If the generation schedule on your local tailwater will allow it, try fishing mid day.  Giving the sun an opportunity to do its thing and warm the water even a few degrees can make a huge difference in success or failure.

Along with this, it is important to realize that fish are more reluctant to move a lot in pursuit of food so an understanding of basic river hydrology in respect to prime fish locations is vital.  Areas that are stacked with trout in the spring, summer, and fall might not be as active in colder months.

Know what they are eating on a consistant basis.  For the most part, trout here on Tennessee tailwaters have a diet of midges that is year round.  This food source becomes even more important as the mayfly activity dies down.  You might find a Blue Wing Olive hatch, but if you want to step in the river with a tried and true producer in the winter, you cannot beat a midge.  Having midges tied in the smaller sizes (24-20), and various colors, will no doubt have you ready.

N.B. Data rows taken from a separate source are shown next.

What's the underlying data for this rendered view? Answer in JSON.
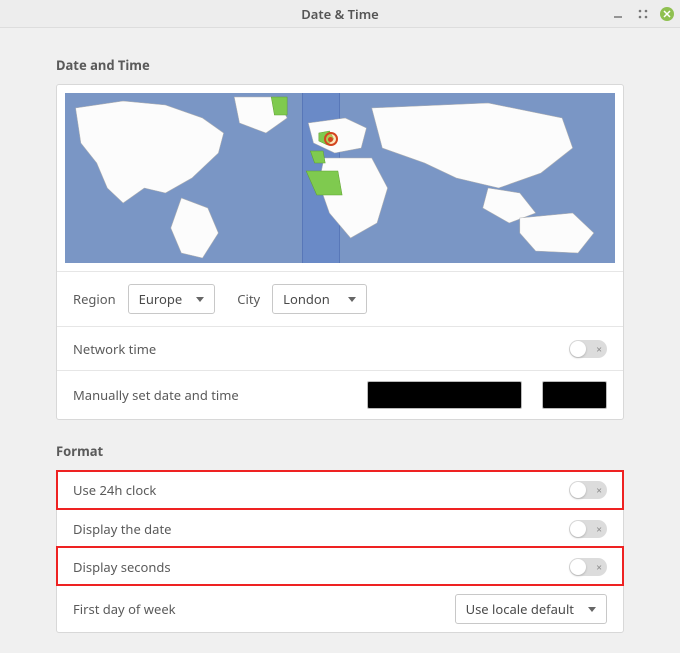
{
  "window": {
    "title": "Date & Time"
  },
  "sections": {
    "datetime": {
      "title": "Date and Time",
      "region_label": "Region",
      "region_value": "Europe",
      "city_label": "City",
      "city_value": "London",
      "network_time_label": "Network time",
      "network_time_on": false,
      "manual_label": "Manually set date and time"
    },
    "format": {
      "title": "Format",
      "use_24h_label": "Use 24h clock",
      "use_24h_on": false,
      "display_date_label": "Display the date",
      "display_date_on": false,
      "display_seconds_label": "Display seconds",
      "display_seconds_on": false,
      "first_day_label": "First day of week",
      "first_day_value": "Use locale default"
    }
  }
}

I also feel that it is important to cover as much of the water column as possible so I will tie a tandem rig with a bead head zebra midge tailed with an unweighted midge with some flash for a wing casing.  I can’t honestly say if the flash is the ticket, but every little bit helps.

Personal safety is always important on the water, but in winter it can be a matter of life or death.  The obvious plan is to lair up before putting on waders, but keep in mind that your layers also impede your mobility which means that moves you can make with ease in September may be risky when you cannot bend or move as easily.  I learned this lesson the hard way.  Trust me, layers can get you in trouble.

Another thing that ties in with that is the use of fleece.  If you have a well fitting fleece pullover, get it wet and see what happens.  It will magically grow three sizes, become heavy, and hold every ounce of water it comes in contact with.  When practical, use wool.  It stays warm when wet and doesn’t expand like fleece.

One day several years ago, I took a full plunge in the Hiwassee the day after Christmas.  Thirty degrees is cold, but when you are soaked to the bone, wearing fleece, and a mile from your vehicle, it is a level of misery best avoided.

Carry extra clothes, some of those hand/ foot warmers, move carefully, fish midges, and have fun.  Even when its cold, fish gotta eat.